Thursday, May 1, 2008


It was not our intent to cycle through Rome. But we arrived at the airport at 5 pm in fading light, and we found out that bikes were not allowed on the express train we intended to take to the hotel we booked for the first night. So we got on another train. We sat huddled with our map of Rome, trying to figure out which stop to get off on. Emerging from the station, it was dusk and the streets were wet from a recent thunderstorm. We donned our bright vests and with John's sixth sense of direction, we headed off, sharing the streets with scooters, Fiats, and Smart cars, all traveling faster and maneuvering much quicker than us.

We merged onto a street of rain-slicked cobblestones that began to curve, and as we turned we saw the Colosseum. There was a backdrop of clouds highlighted golden by the setting sun, and the arches illuminated by the last light, a collision of the ancient and modern. It was magical.

The next day we decided to avoid the train to get to our campground north of town. We got different stories -- bikes allowed after 9 pm, bikes not allowed anytime, bikes allowed only on some trains. So we cycled. It was more like mostly pushing and some pedaling through the city center. But we saw several sites, and we must have been a sight, too, based on the stares we got as we wheeled our way around with bikes fully loaded with panniers. Eventually we reached the bike trail that follows the Tiber River, passing beneath ancient bridges, and to the campground.

For the next five days we were regular tourists, without bicycles, blending into the crowd.
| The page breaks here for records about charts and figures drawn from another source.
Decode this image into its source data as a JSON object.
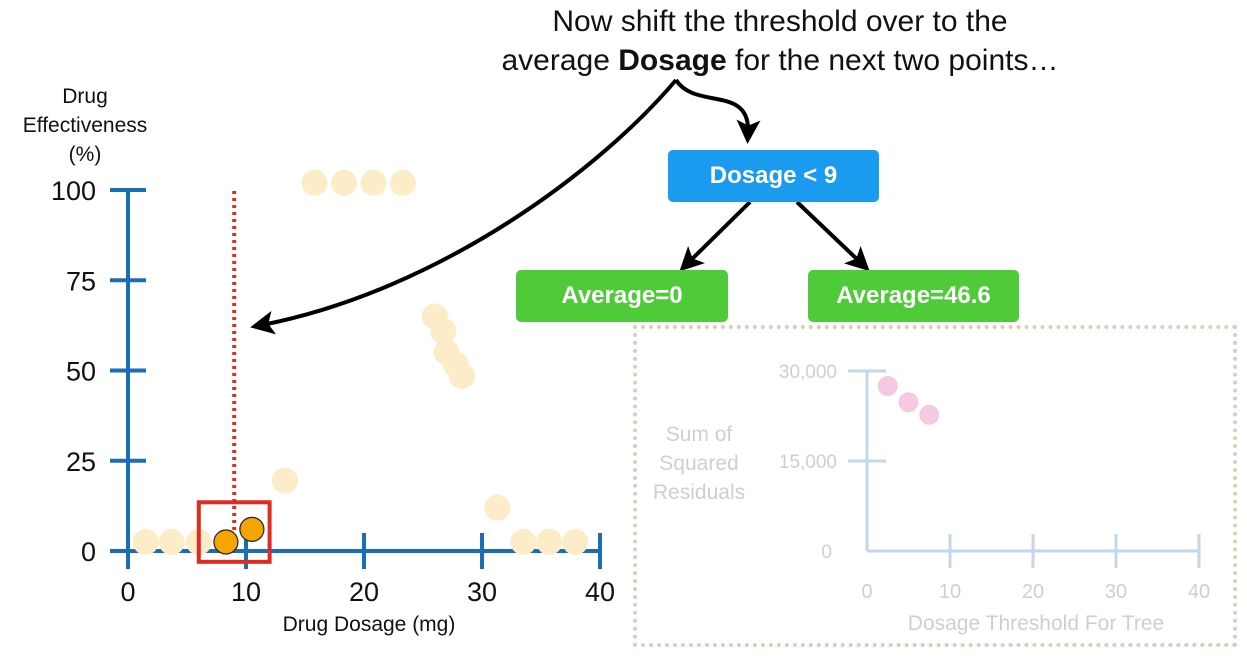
{
  "caption": {
    "line1": "Now shift the threshold over to the",
    "line2_before": "average",
    "line2_bold": "Dosage",
    "line2_after": "for the next two points…"
  },
  "tree": {
    "root": "Dosage < 9",
    "left": "Average=0",
    "right": "Average=46.6"
  },
  "colors": {
    "axis": "#1a6eb3",
    "threshold": "#e02b20",
    "faded_point": "#fcecc8",
    "highlight_point": "#f5a500",
    "highlight_box": "#e02b20",
    "inset_axis": "#c3d7ea",
    "inset_text": "#cfcfcf",
    "inset_point": "#f6c8e2"
  },
  "chart_data": [
    {
      "type": "scatter",
      "title": "",
      "xlabel": "Drug Dosage (mg)",
      "ylabel": "Drug Effectiveness (%)",
      "ylabel_lines": [
        "Drug",
        "Effectiveness",
        "(%)"
      ],
      "xlim": [
        0,
        40
      ],
      "ylim": [
        0,
        100
      ],
      "xticks": [
        0,
        10,
        20,
        30,
        40
      ],
      "yticks": [
        0,
        25,
        50,
        75,
        100
      ],
      "threshold": 9,
      "points": [
        {
          "x": 1.5,
          "y": 2.5
        },
        {
          "x": 3.7,
          "y": 2.5
        },
        {
          "x": 6.0,
          "y": 2.5
        },
        {
          "x": 8.3,
          "y": 2.5,
          "highlight": true
        },
        {
          "x": 10.5,
          "y": 6,
          "highlight": true
        },
        {
          "x": 13.3,
          "y": 19.5
        },
        {
          "x": 15.8,
          "y": 102
        },
        {
          "x": 18.3,
          "y": 102
        },
        {
          "x": 20.8,
          "y": 102
        },
        {
          "x": 23.3,
          "y": 102
        },
        {
          "x": 26,
          "y": 65
        },
        {
          "x": 26.7,
          "y": 61
        },
        {
          "x": 27,
          "y": 55
        },
        {
          "x": 27.8,
          "y": 51.5
        },
        {
          "x": 28.3,
          "y": 48.5
        },
        {
          "x": 31.3,
          "y": 12
        },
        {
          "x": 33.5,
          "y": 2.5
        },
        {
          "x": 35.7,
          "y": 2.5
        },
        {
          "x": 37.9,
          "y": 2.5
        }
      ],
      "highlight_box": {
        "x": [
          6,
          12
        ],
        "y": [
          -3,
          13.5
        ]
      }
    },
    {
      "type": "scatter",
      "title": "",
      "xlabel": "Dosage Threshold For Tree",
      "ylabel": "Sum of Squared Residuals",
      "ylabel_lines": [
        "Sum",
        "of",
        "Squared",
        "Residuals"
      ],
      "xlim": [
        0,
        40
      ],
      "ylim": [
        0,
        30000
      ],
      "xticks": [
        0,
        10,
        20,
        30,
        40
      ],
      "yticks": [
        0,
        15000,
        30000
      ],
      "ytick_labels": [
        "0",
        "15,000",
        "30,000"
      ],
      "points": [
        {
          "x": 2.5,
          "y": 27500
        },
        {
          "x": 5,
          "y": 24800
        },
        {
          "x": 7.5,
          "y": 22700
        }
      ]
    }
  ]
}
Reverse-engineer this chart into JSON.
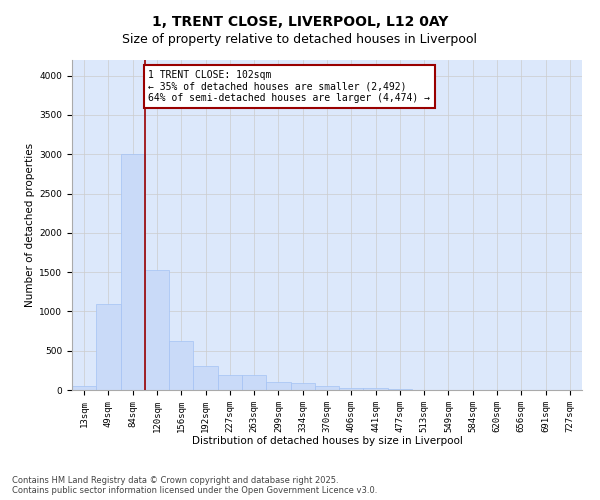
{
  "title": "1, TRENT CLOSE, LIVERPOOL, L12 0AY",
  "subtitle": "Size of property relative to detached houses in Liverpool",
  "xlabel": "Distribution of detached houses by size in Liverpool",
  "ylabel": "Number of detached properties",
  "bar_labels": [
    "13sqm",
    "49sqm",
    "84sqm",
    "120sqm",
    "156sqm",
    "192sqm",
    "227sqm",
    "263sqm",
    "299sqm",
    "334sqm",
    "370sqm",
    "406sqm",
    "441sqm",
    "477sqm",
    "513sqm",
    "549sqm",
    "584sqm",
    "620sqm",
    "656sqm",
    "691sqm",
    "727sqm"
  ],
  "bar_values": [
    55,
    1100,
    3000,
    1530,
    630,
    310,
    190,
    190,
    100,
    90,
    50,
    30,
    20,
    10,
    5,
    5,
    5,
    5,
    0,
    0,
    0
  ],
  "bar_color": "#c9daf8",
  "bar_edge_color": "#a4c2f4",
  "red_line_color": "#990000",
  "annotation_text": "1 TRENT CLOSE: 102sqm\n← 35% of detached houses are smaller (2,492)\n64% of semi-detached houses are larger (4,474) →",
  "annotation_box_color": "#ffffff",
  "annotation_box_edge_color": "#990000",
  "ylim": [
    0,
    4200
  ],
  "yticks": [
    0,
    500,
    1000,
    1500,
    2000,
    2500,
    3000,
    3500,
    4000
  ],
  "grid_color": "#cccccc",
  "plot_bg_color": "#dce8fb",
  "footer_line1": "Contains HM Land Registry data © Crown copyright and database right 2025.",
  "footer_line2": "Contains public sector information licensed under the Open Government Licence v3.0.",
  "title_fontsize": 10,
  "subtitle_fontsize": 9,
  "label_fontsize": 7.5,
  "tick_fontsize": 6.5,
  "annotation_fontsize": 7,
  "red_line_x": 2.5
}
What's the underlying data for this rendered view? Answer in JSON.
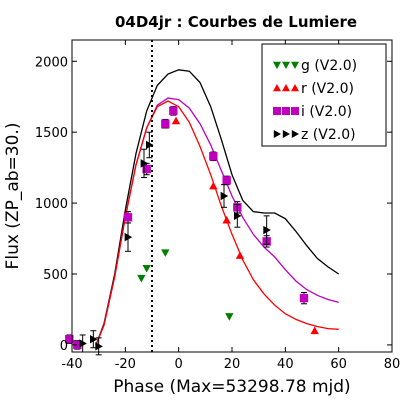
{
  "chart_data": {
    "type": "scatter",
    "title": "04D4jr : Courbes de Lumiere",
    "xlabel": "Phase (Max=53298.78 mjd)",
    "ylabel": "Flux (ZP_ab=30.)",
    "xlim": [
      -40,
      80
    ],
    "ylim": [
      -50,
      2150
    ],
    "x_ticks": [
      -40,
      -20,
      0,
      20,
      40,
      60,
      80
    ],
    "y_ticks": [
      0,
      500,
      1000,
      1500,
      2000
    ],
    "grid": false,
    "legend_position": "top-right",
    "max_phase_marker": -10,
    "series": [
      {
        "name": "g (V2.0)",
        "color": "#008000",
        "marker": "triangle-down",
        "points": [
          {
            "x": -38,
            "y": 10,
            "err": 0
          },
          {
            "x": -14,
            "y": 470,
            "err": 0
          },
          {
            "x": -12,
            "y": 540,
            "err": 0
          },
          {
            "x": -5,
            "y": 650,
            "err": 0
          },
          {
            "x": 19,
            "y": 200,
            "err": 0
          }
        ]
      },
      {
        "name": "r (V2.0)",
        "color": "#ff0000",
        "marker": "triangle-up",
        "points": [
          {
            "x": -5,
            "y": 1550,
            "err": 0
          },
          {
            "x": -1,
            "y": 1580,
            "err": 0
          },
          {
            "x": 13,
            "y": 1120,
            "err": 0
          },
          {
            "x": 18,
            "y": 880,
            "err": 0
          },
          {
            "x": 23,
            "y": 630,
            "err": 0
          },
          {
            "x": 51,
            "y": 100,
            "err": 0
          }
        ]
      },
      {
        "name": "i (V2.0)",
        "color": "#bf00bf",
        "marker": "square",
        "points": [
          {
            "x": -41,
            "y": 40,
            "err": 30
          },
          {
            "x": -38,
            "y": 0,
            "err": 30
          },
          {
            "x": -19,
            "y": 900,
            "err": 40
          },
          {
            "x": -12,
            "y": 1240,
            "err": 40
          },
          {
            "x": -5,
            "y": 1560,
            "err": 30
          },
          {
            "x": -2,
            "y": 1650,
            "err": 30
          },
          {
            "x": 13,
            "y": 1330,
            "err": 30
          },
          {
            "x": 18,
            "y": 1160,
            "err": 30
          },
          {
            "x": 22,
            "y": 970,
            "err": 40
          },
          {
            "x": 33,
            "y": 730,
            "err": 40
          },
          {
            "x": 47,
            "y": 330,
            "err": 40
          }
        ]
      },
      {
        "name": "z (V2.0)",
        "color": "#000000",
        "marker": "triangle-right",
        "points": [
          {
            "x": -36,
            "y": 10,
            "err": 60
          },
          {
            "x": -32,
            "y": 40,
            "err": 60
          },
          {
            "x": -30,
            "y": -10,
            "err": 60
          },
          {
            "x": -19,
            "y": 760,
            "err": 100
          },
          {
            "x": -13,
            "y": 1280,
            "err": 100
          },
          {
            "x": -11,
            "y": 1410,
            "err": 90
          },
          {
            "x": 17,
            "y": 1050,
            "err": 80
          },
          {
            "x": 22,
            "y": 910,
            "err": 80
          },
          {
            "x": 33,
            "y": 810,
            "err": 100
          }
        ]
      }
    ],
    "model_curves": [
      {
        "band": "z",
        "color": "#000000",
        "points": [
          [
            -31,
            0
          ],
          [
            -28,
            150
          ],
          [
            -24,
            500
          ],
          [
            -20,
            950
          ],
          [
            -16,
            1350
          ],
          [
            -12,
            1650
          ],
          [
            -8,
            1830
          ],
          [
            -4,
            1910
          ],
          [
            0,
            1940
          ],
          [
            4,
            1930
          ],
          [
            8,
            1850
          ],
          [
            12,
            1680
          ],
          [
            16,
            1450
          ],
          [
            20,
            1200
          ],
          [
            24,
            1020
          ],
          [
            28,
            940
          ],
          [
            32,
            930
          ],
          [
            36,
            930
          ],
          [
            40,
            890
          ],
          [
            44,
            800
          ],
          [
            48,
            700
          ],
          [
            52,
            610
          ],
          [
            56,
            550
          ],
          [
            60,
            500
          ]
        ]
      },
      {
        "band": "i",
        "color": "#bf00bf",
        "points": [
          [
            -31,
            0
          ],
          [
            -28,
            140
          ],
          [
            -24,
            480
          ],
          [
            -20,
            900
          ],
          [
            -16,
            1270
          ],
          [
            -12,
            1530
          ],
          [
            -8,
            1690
          ],
          [
            -4,
            1740
          ],
          [
            0,
            1730
          ],
          [
            4,
            1670
          ],
          [
            8,
            1560
          ],
          [
            12,
            1410
          ],
          [
            16,
            1230
          ],
          [
            20,
            1050
          ],
          [
            24,
            900
          ],
          [
            28,
            780
          ],
          [
            32,
            690
          ],
          [
            36,
            620
          ],
          [
            40,
            530
          ],
          [
            44,
            450
          ],
          [
            48,
            390
          ],
          [
            52,
            350
          ],
          [
            56,
            320
          ],
          [
            60,
            300
          ]
        ]
      },
      {
        "band": "r",
        "color": "#ff0000",
        "points": [
          [
            -31,
            0
          ],
          [
            -28,
            140
          ],
          [
            -24,
            480
          ],
          [
            -20,
            900
          ],
          [
            -16,
            1270
          ],
          [
            -12,
            1530
          ],
          [
            -8,
            1680
          ],
          [
            -4,
            1720
          ],
          [
            0,
            1680
          ],
          [
            4,
            1570
          ],
          [
            8,
            1400
          ],
          [
            12,
            1200
          ],
          [
            16,
            980
          ],
          [
            20,
            780
          ],
          [
            24,
            600
          ],
          [
            28,
            460
          ],
          [
            32,
            360
          ],
          [
            36,
            280
          ],
          [
            40,
            220
          ],
          [
            44,
            180
          ],
          [
            48,
            150
          ],
          [
            52,
            130
          ],
          [
            56,
            115
          ],
          [
            60,
            110
          ]
        ]
      }
    ]
  }
}
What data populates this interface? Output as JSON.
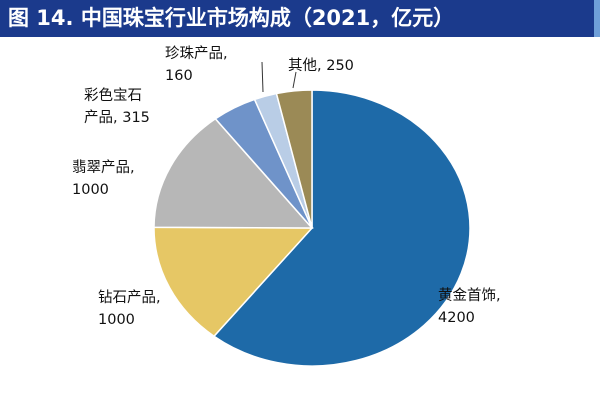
{
  "header": {
    "title": "图 14. 中国珠宝行业市场构成（2021，亿元）",
    "background_color": "#1b3a8c",
    "accent_color": "#6f9fd8"
  },
  "chart_data": {
    "type": "pie",
    "title": "图 14. 中国珠宝行业市场构成（2021，亿元）",
    "unit": "亿元",
    "start_angle_deg": 0,
    "direction": "clockwise",
    "slices": [
      {
        "label": "黄金首饰",
        "value": 4200,
        "color": "#1e6aa8"
      },
      {
        "label": "钻石产品",
        "value": 1000,
        "color": "#e6c765"
      },
      {
        "label": "翡翠产品",
        "value": 1000,
        "color": "#b7b7b7"
      },
      {
        "label": "彩色宝石产品",
        "value": 315,
        "color": "#6f93c9"
      },
      {
        "label": "珍珠产品",
        "value": 160,
        "color": "#b9cde6"
      },
      {
        "label": "其他",
        "value": 250,
        "color": "#9b8a56"
      }
    ],
    "data_labels": [
      {
        "lines": [
          "黄金首饰,",
          "4200"
        ]
      },
      {
        "lines": [
          "钻石产品,",
          "1000"
        ]
      },
      {
        "lines": [
          "翡翠产品,",
          "1000"
        ]
      },
      {
        "lines": [
          "彩色宝石",
          "产品, 315"
        ]
      },
      {
        "lines": [
          "珍珠产品,",
          "160"
        ]
      },
      {
        "lines": [
          "其他, 250"
        ]
      }
    ]
  }
}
We walked from morning until night, visiting all the biggies -- Vatican City, the Forum, the Colosseum, museums, churches, and fountains. We took public transport everywhere, and felt secure and welcome wherever we went.

The day we left Rome we headed south on the same bike trail on the Tiber River. Towards the old part of town the path turned from asphalt to cobblestone. Besides the discomfort, it also made progress slow, made even slower by the flat tire John got from glass on the trail. But we pushed on, leaving the bike trail and exiting Rome through the gates at the Via Appia. As we went south, there were fewer cars and bigger cobblestones. Most of the trail were interlocking cobbles maybe five inches square, but some sections had very large stones, a couple of feet square. These dated from the time of the Romans, and one could still see the grooves from the carts etched in these stones. It was quiet, bumping along under a canopy of trees, and we felt like we were transported back in time.